Operational excellence is increasingly determined upstream—by the choices made in concept, layout, technology selection, operability and maintainability. Jain puts it unambiguously: “Long term performance is largely decided before the plant is commissioned.” A disciplined design avoids bottlenecks that are expensive to fix later; disciplined execution ensures safe, smooth start-up with fewer issues.

He highlights an often-missed factor: continuity between project and operations teams. “When knowledge transfer is strong and ownership carries beyond commissioning, the plant stabilises much faster… and lifecycle costs reduce significantly.”

What will define the next decade

Across the value chain, the future benchmark is clear: carbon intensity. “Carbon per ton will matter as much as cost per ton,” says Dr Hegde. Vokuda echoes it: the industry will shift from optimising cost per tonne to carbon per ton.

The pathway, however, is practical rather than idealistic—low-clinker and blended cements, higher thermal substitution, renewable power integration, WHRS scaling and tighter energy efficiency. Jain argues for policy realism: if blended cement can meet quality, why it shall not be allowed more widely, particularly in government projects, and why supplementary materials cannot be used more ambitiously where performance is proven.

At the same time, the sector must prepare for CCUS without waiting for it. Jain calls for CCUS readiness—designing plants so capture can be added later without disruptive retrofits—while acknowledging that large-scale rollout may take time as costs remain high.
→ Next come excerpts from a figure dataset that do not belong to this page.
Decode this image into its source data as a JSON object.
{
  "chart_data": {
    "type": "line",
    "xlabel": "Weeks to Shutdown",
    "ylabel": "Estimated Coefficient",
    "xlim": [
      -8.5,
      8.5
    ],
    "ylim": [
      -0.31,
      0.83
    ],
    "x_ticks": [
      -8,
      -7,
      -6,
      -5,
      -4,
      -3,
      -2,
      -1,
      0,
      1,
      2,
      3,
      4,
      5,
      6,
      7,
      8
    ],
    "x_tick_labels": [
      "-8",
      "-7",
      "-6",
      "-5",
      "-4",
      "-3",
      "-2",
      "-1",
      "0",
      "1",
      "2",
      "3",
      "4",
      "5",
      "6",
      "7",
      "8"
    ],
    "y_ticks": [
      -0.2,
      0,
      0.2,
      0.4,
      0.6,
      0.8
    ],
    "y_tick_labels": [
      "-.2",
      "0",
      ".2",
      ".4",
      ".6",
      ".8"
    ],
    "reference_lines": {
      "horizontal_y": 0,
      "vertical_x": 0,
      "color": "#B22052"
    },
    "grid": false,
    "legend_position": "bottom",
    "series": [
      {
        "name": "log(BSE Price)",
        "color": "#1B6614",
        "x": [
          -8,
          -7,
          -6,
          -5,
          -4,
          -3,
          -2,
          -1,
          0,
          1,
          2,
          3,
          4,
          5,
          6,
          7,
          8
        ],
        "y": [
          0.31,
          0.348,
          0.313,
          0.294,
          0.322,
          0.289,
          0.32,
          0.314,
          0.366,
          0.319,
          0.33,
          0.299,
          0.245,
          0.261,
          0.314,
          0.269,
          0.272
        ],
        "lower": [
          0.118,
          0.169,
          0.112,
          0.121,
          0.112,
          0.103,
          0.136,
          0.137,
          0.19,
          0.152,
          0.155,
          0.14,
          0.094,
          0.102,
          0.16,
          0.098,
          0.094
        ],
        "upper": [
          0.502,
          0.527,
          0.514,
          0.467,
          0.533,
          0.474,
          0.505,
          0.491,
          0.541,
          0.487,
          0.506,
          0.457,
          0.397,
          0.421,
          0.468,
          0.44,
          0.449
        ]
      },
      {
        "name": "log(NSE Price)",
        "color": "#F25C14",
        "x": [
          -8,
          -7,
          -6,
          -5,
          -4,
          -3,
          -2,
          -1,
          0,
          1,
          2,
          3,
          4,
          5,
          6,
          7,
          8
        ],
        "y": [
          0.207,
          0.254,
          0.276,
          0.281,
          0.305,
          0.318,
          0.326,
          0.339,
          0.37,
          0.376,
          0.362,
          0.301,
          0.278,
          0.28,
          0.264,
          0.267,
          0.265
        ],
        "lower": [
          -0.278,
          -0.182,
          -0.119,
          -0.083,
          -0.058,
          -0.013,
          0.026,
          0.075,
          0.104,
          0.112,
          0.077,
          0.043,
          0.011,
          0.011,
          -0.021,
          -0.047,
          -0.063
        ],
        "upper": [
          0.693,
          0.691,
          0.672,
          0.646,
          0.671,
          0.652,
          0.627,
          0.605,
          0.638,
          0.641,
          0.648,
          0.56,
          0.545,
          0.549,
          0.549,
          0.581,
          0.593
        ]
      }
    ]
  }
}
Ultimately, operational excellence will belong to plants that integrate—not isolate—the levers: process stability, quality automation, structured AFR, predictive reliability, disciplined execution, secure digitalisation and continuous learning. As Dr Sabjan notes, success will not come from one department owning the change: “Everybody has to own it… then only… the results could be wonderful.”

And as Daga reminds the industry, the future will reward those who keep their feet on the ground while adopting the new: “I don’t buy technology for the sake of technology. It has to make a commercial sense.” In the next decade, that commercial sense will be written in two numbers—cost per tonne and carbon per tonne—delivered through stable, skilled and digitally disciplined operations.